Lehman-Report: Untergegangene US-Investmentbank wollte mit UBS fusionieren
AWP (15. März 2010) – Richard Fuld, Chef der im September 2008 zahlungsunfähig gewordenen Investmentbank Lehman Brothers, und Marcel Ospel, langjähriger Präsident der Schweizer Grossbank UBS, haben offenbar mehrmals über einen Zusammenschluss ihrer beiden Institute verhandelt.
Das steht jedenfalls im Bericht des Lehman-Untersuchers Anton Valukas, der letzte Woche publiziert wurde.
Im Anhang des 2’200 Seiten starken Reports des amerikanischen Anwalts und Sonderprüfers ist die Rede von Diskussionen zwischen Ospel und Fuld im Jahr 2006 oder 2007 und mehreren Treffen der beiden Spitzenbanker in New York und in der Schweiz.
„Fuld schlug vor, Lehman mit Warburg, der UBS-Investmentbank-Einheit, zu fusionieren und den Deal durch die UBS finanzieren zu lassen, während Lehman die kombinierte Firma leiten würde“, heisst es im Valukas-Bericht.
Obwohl die Transaktion damals nicht zustande kam, blieb der Lehman-Chef offenbar überzeugt, dass ein Zusammenschluss mit der Schweizer Grossbank eine Möglichkeit bleiben würde. „Im Februar 2008 erstellte Lehman eine Analyse über eine Fusion mit der UBS“, hält Valukas fest. Darin sei die Rede von „weit höheren Abschreibungen als erwartet“, welche die UBS im Schlussquartal von 2007 verbucht habe, und dass die Schweizer „ein viel grösseres Engagement in hochriskanten Anlagen“ ausgewiesen hätten.
Als Ospel Anfang April 2008 als Reaktion auf die riesigen Subprime-Verluste seinen Rücktritt bekannt gab, sei der Deal allmählich von der Lehman-Agenda verschwunden.
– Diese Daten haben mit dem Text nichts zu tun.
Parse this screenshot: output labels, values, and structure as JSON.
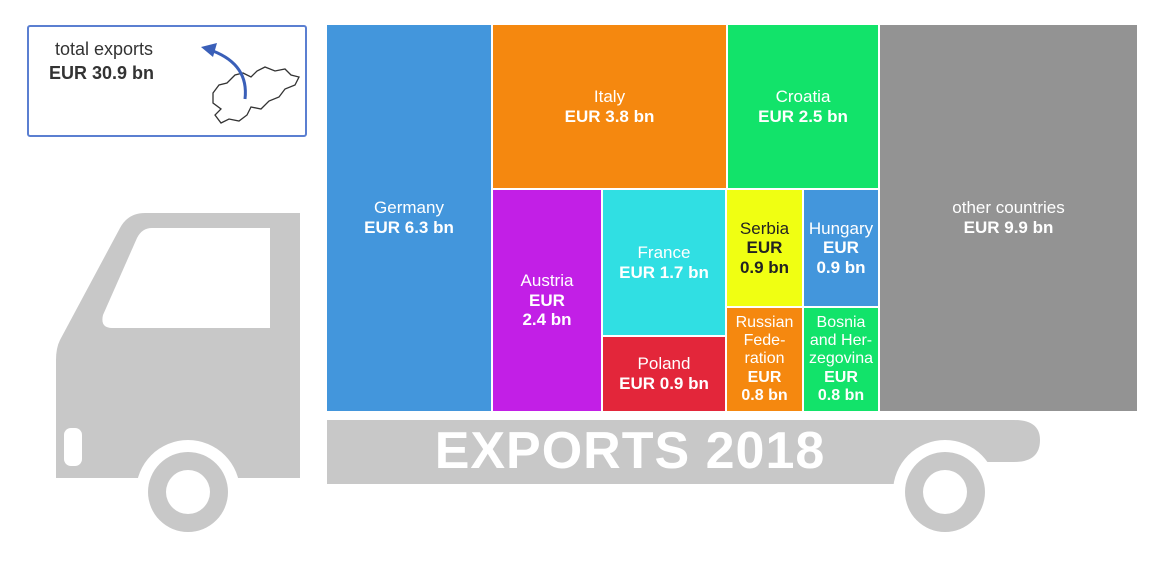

Verschiedene Topleute der Investmentbank hätten im Frühling 2008 in E-mails „Hinweise auf eine mögliche Transaktion mit der UBS“ an Lehman-Boss Fuld gemacht, „aber damals gab es keine ernsthaften Gespräche mit der UBS“.
Der Valukas-Bericht nennt weitere Banken und Investoren, die von Lehman für eine Fusion oder eine Zusammenarbeit angegangen worden seien, darunter die Deutsche Bank, die US-Investmentbank Morgan Stanley sowie der amerikanische Investor Warren Buffett.
Vor dem Hintergrund der jetzt bekannt gewordenen Fusionsverhandlungen mit Lehman-Chef Fuld erhält eine Aussage von 2006 des damaligen UBS-Präsidenten Marcel Ospel neue Brisanz. „Ich hasse es, wenn Wettbewerber an uns vorbeiziehen, die wir längst hinter uns glaubten“, soll Ospel damals gemäss „SonntagsBlick“ an einem Townhallmeeting der Investmentbank gesagt haben.
Möglicherweise dachte Ospel, mittels eines Schulterschlusses mit Lehman seine eigene Investmentbank auf Vordermann bringen zu können. Diese lag im Bereich der festverzinslichen Anlagen hinter der Konkurrenz zurück.
Der UBS-Präsident könnte damals den Verlust der operativen Kontrolle gescheut haben. Statt zu fusionieren, verschrieb er seiner Investmentbank damals eine höhere Gangart. Ab 2006 baute die UBS-Investmentbank ihr Engagement in US-Hypothekenpapieren weiter aus. Als die Krise im Sommer 2007 ausbrach, hielt diese über 100 Mrd verbriefte US-Hypothekenpapiere in der Bilanz.
Eine UBS-Sprecherin lehnte einen Kommentar zu den damaligen Verhandlungen mit Lehman ab.